Jadi getaran kejujuran ataupun ketulusan dapat
ditingkatkan menjadi suatu keyakinan, dan atas diri keyakinannya maka
seseorang diketahui kepribadiannya. Orang yang memiliki ketulusan
tinggi akan memiliki
keyakinan yang matang,
sebaliknya orang yang hatinya tidak bersih dan mau berpikir
curang, memiliki kepribadian yang buruk dan rendah dan sering tidak yakin pada dirinya. Karena apa yang ada dalam
nuraninya banyak dipengaruhi oleh pemikirannya yang kadang-kadang justru
bertentangan.
Bertolok
ukur hati nurani, seseorang dapat ditebak perasaan moril dan susilanya, yaitu
perasaan yang dihayati bila ia harus menentukan pilihan apakah hal itu baik
atau buruk, benar atau salah. Hati
nurani bertindak sesuai dengan norma-norma kebenaran akan menjadikan manusianya
memiliki kejujuran, ia akan menjadi manusia jujur. Sebaliknya orang yang secara
terus menerus berpikir
atau bertindak bertentangan
dengan hati nuraninya akan selalu mengalami konflik batin, ia akan terus
mengalami ketegangan, dan sifat kepribadiannya yang semestinya tunggal jadi
terpecah. Keadaan demikian sangat
mempengaruhi pada jasmani maupun rohaninya yang menimbulkan penyakit
psikoneorosa. Perasaan etis atau susila ini antara lain wujudnya sebagai
kesadaran akan kewajiban, rasa keadilan ataupun ketidakadilan. Nilai-nilai etis ini
dikaitkan dengan hubungan manusia dengan manusia lainnya. Selain nilai
etis yang ditujukan kepada sesama manusia, hati nurani berkaitan erat juga
dalam hubungan manusia dengan Tuhan.
Manusia yang memiliki budi nurani yang amat peka dalam hubungannya dengan Tuhan
adalah manusia agama yang selalu ingat kepada-Nya sebagai Sang Pencipta, selalu
mematuhi apa yang diperintahkan-Nya, berusaha untuk tidak melanggar larangan-Nya,
selalu mensyukuri apa yang diberikan-Nya, selalu merasa dirinya berdosa bila
tidak menurut apa yang digariskan-Nya, akan
selalu gelisah tidur bila belum menjalankan ibadah untuk-Nya.

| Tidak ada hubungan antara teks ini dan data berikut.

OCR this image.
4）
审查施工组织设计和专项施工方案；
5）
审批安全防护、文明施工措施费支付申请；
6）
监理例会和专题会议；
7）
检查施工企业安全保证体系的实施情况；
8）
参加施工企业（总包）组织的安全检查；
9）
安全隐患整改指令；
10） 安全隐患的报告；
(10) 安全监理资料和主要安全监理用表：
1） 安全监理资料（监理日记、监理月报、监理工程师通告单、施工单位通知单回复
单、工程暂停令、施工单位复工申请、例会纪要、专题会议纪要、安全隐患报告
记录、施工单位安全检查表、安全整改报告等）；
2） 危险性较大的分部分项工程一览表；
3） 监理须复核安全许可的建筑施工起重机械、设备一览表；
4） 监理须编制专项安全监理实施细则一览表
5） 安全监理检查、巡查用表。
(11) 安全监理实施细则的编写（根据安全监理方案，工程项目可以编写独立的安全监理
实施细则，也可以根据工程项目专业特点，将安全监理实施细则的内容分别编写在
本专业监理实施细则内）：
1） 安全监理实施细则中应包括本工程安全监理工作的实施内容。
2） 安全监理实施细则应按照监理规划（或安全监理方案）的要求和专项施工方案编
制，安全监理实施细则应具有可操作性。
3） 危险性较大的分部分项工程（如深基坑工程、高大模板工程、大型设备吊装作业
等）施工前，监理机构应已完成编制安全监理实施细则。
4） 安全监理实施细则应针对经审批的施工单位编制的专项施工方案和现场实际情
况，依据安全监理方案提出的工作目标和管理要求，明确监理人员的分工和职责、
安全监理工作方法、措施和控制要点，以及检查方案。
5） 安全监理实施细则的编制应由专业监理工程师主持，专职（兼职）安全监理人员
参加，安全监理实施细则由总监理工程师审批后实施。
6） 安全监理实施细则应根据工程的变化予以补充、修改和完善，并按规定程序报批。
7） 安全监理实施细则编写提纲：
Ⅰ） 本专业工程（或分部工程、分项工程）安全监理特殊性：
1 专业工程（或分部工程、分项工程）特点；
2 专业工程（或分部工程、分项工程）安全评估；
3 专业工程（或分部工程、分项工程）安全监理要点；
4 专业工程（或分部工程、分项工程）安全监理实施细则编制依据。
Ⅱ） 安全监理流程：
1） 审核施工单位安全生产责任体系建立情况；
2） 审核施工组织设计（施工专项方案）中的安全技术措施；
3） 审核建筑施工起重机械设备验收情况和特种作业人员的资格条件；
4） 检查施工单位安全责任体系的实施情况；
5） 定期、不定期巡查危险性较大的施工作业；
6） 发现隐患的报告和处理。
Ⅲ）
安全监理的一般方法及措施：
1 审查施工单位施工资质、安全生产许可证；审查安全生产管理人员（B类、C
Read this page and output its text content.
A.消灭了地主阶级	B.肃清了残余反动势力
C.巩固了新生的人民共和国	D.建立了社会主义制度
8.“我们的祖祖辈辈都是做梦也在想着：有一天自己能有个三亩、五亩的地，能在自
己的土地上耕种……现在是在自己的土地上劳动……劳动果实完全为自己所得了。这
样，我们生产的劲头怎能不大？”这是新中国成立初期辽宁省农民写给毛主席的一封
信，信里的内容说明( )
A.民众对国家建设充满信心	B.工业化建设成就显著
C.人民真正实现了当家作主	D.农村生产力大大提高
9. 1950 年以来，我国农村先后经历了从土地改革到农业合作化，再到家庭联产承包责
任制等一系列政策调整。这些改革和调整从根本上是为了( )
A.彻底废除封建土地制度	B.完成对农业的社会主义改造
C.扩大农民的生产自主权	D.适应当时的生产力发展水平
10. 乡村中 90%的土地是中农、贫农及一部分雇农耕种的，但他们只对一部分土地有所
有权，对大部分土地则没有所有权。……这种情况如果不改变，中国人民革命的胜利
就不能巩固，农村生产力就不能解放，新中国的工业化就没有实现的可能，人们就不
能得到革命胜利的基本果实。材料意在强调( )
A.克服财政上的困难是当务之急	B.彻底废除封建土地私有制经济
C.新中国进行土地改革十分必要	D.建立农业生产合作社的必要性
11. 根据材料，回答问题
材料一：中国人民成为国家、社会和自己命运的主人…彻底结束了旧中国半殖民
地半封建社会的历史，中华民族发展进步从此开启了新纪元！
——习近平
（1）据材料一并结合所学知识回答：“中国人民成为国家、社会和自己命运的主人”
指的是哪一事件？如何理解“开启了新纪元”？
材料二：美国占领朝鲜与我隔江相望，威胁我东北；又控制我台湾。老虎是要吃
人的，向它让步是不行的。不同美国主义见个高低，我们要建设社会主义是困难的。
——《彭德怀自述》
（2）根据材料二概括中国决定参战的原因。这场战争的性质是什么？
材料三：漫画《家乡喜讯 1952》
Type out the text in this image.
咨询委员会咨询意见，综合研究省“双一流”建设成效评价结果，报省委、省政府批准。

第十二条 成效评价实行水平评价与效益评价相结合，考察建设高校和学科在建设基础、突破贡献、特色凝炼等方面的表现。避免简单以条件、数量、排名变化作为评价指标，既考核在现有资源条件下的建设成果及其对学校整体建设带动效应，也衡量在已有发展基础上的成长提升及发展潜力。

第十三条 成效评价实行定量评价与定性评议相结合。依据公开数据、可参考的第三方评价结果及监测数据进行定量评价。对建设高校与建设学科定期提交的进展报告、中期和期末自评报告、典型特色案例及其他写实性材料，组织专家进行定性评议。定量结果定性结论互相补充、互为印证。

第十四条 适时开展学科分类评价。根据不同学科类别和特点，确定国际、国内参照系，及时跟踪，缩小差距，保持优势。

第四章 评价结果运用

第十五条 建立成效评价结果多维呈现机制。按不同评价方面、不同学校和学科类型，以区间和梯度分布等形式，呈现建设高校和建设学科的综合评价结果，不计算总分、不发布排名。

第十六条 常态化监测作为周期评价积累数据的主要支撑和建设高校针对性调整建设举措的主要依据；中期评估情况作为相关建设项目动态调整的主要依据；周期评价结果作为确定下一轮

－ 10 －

Berbagai hal yang menyebabkan orang berbuat tidak jujur, mungkin karena tidak rela,
mungkin karena pengaruh lingkungan, karena sosial ekonomi, terpaksa ingin
populer.
Mochtar
Lubis dalam bukunya Jalan Tak Ada Ujung, menggambarkan Guru Isa yang memiliki dasar kejujuran, pada suatu
waktu karena desakan ekonomi berbuat curang juga seperti kutipan di
bawah ini :
....... la
telah selesai memeriksa buku-buku pelajaran murid-muridnya. Buku-buku tulis itu
disusunnya kembali baik-baik dan dimasukkannya kedalam lad mejanya. Ketika tangannya memasukkan buku-buku itu kembali
matanya melihat bungkusan buku-buku tulis baru. Lima puluh buah sebungkus,
dan ada empat bungkus lagi tinggal.
Buku tulis itu mahal di luar. Dan
di rumah uang telah habis. Jika diambilnya sebungkus. tidak ada
orang yang tahu,
pikirnya. Dan dengan uang itu dia akan dapat
membeli beras. Rasa malu
menjalar ke dalam hatinya,
ketika pikiran ini melintas kekepalanya, "sampai bisa niat mencuri
masuk ke dalam kepalaku”, pikirnya, malu
pada dirinya sendiri Setelah ia tahu betul tak ada orang lagi, maka dengan
lekas ia berdiri, pergi membuka almari. Dari dalam almari dikeluarkannya
sepuluh buku tulis baru, dimasukkan
cepat-cepat ke dalam tasnya.
Setiap dia melakukan perbuatan
ini selalu timbul juga rasa malunya harus mencuri demikian. Tetapi
perasaan malu semakin
tipis. Hari ini
tidak begitu terasa lagi sama
sekali. Sebentar dia
ingat kepada perkataan
Hazil yang mengatakan bahwa
manusia bisa biasa
pada apa saja. Pada
kekerasan, pembunuhan. Juga pada
pencurian. Dalam kehidupan sehari-hari jujur atau tidak jujur merupakan bagian
hidup yang tidak dapat dipisahkan dari
kehidupan manusia itu sendiri. Ketidakjujuran sangat luas wawasannya,
sesuai dengan luasnya kehidupan dan kebutuhan hidup manusia.
Bagi
seniman kejujuran dan ketidakjujuran membangkitkan daya kreatifitas manusia. Banyak
hasil seni lahir dari kandungan peristiwa atau kasus ketidakjujuran. Hal ini,
karena dengan mengkomunikasikan hal yang
sebaliknya manusia akan terangsang untuk berbuat jujur. Untuk mempertahankan kejujuran, berbagai cara dan
sikap perlu dipupuk. Namun demi sopan santun dan pendidikan, orang
diperbolehkan berkata tidak jujur sampai pada batas-batas yang dapat
dibenarkan.
E. Kecurangan
Kecurangan
atau curang identik dengan ketidakjujuran atau tidak jujur, dan sama pula dengan
licik, meskipun tidak serupa benar. Sudah tentu kecurangan sebagai lawan jujur.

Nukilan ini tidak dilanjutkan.